At any rate, I hereby renounce all claims to Mr. Solomon myself. And if there is any way I can help him to prosper in his suit, I vow I will do it.



Monday, July the twenty-fourth, 1911

It’s a hundred and two degrees today. Last night the attic was so stifling that I slept on the library sofa, which was probably taking a liberty of some kind. Luckily no one found me out, because I woke before dawn and crept back to my own bed.

I’m in a bad mood because of Mrs. Rosenbach. She’s still after those oyster patties for her bridge ladies. Last week she made Malka go to the market on Lexington Street and talk to the fish seller, who’s a Gentile. He said he didn’t get much in the way of oysters this time of year, and frankly, ma’am, he didn’t recommend them, not in this heat. Malka was triumphant. This morning, when we went upstairs to discuss the week’s meals, Malka told Mrs. Rosenbach what the fish seller said, but I don’t think Mrs. Rosenbach believed her. Mrs. Rosenbach thinks Malka won’t serve the oysters because they’re treif — which is true. But Malka wasn’t lying about what the fish man said, and I spoke up and said so.
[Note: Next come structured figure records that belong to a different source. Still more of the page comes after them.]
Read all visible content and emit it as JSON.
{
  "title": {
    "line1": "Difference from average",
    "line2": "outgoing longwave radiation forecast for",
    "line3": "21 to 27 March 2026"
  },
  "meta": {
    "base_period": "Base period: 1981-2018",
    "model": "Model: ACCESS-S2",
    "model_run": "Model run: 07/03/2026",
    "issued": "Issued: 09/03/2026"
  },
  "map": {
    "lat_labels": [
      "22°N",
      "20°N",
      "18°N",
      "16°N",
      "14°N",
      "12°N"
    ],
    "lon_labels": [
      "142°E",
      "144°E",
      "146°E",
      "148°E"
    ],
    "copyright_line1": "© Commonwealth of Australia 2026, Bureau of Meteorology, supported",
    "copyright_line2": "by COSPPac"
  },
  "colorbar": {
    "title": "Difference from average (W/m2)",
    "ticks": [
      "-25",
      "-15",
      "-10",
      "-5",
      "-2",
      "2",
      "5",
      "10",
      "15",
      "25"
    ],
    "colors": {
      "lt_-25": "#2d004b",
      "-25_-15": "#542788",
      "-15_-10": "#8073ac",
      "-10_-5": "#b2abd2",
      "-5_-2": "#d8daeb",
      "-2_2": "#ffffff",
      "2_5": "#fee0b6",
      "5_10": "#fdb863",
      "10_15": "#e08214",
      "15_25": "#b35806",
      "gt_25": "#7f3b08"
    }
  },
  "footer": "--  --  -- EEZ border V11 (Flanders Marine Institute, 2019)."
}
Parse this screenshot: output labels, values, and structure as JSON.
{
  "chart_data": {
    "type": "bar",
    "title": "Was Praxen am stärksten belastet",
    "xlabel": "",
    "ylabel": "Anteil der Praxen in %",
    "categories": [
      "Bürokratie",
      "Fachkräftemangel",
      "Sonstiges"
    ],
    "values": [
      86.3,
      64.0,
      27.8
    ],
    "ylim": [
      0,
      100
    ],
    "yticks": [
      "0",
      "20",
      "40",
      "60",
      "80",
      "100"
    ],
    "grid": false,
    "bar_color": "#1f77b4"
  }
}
They argued back and forth about what to give the bridge ladies. Malka suggested a nice cold chicken salad, but Mrs. R. said she was tired of nice cold chicken salad. So I said if she was tired of Jewish food, I could fry up some pork chops. The look she gave me! Malka, too! It was as if I’d proposed to give the bridge ladies a dead man’s hand, or some kind of cannibal feast — though that is the sort of metaphor that Miss Chandler never favored. She once told me that my metaphors were too forceful and that I should try to quiet them down.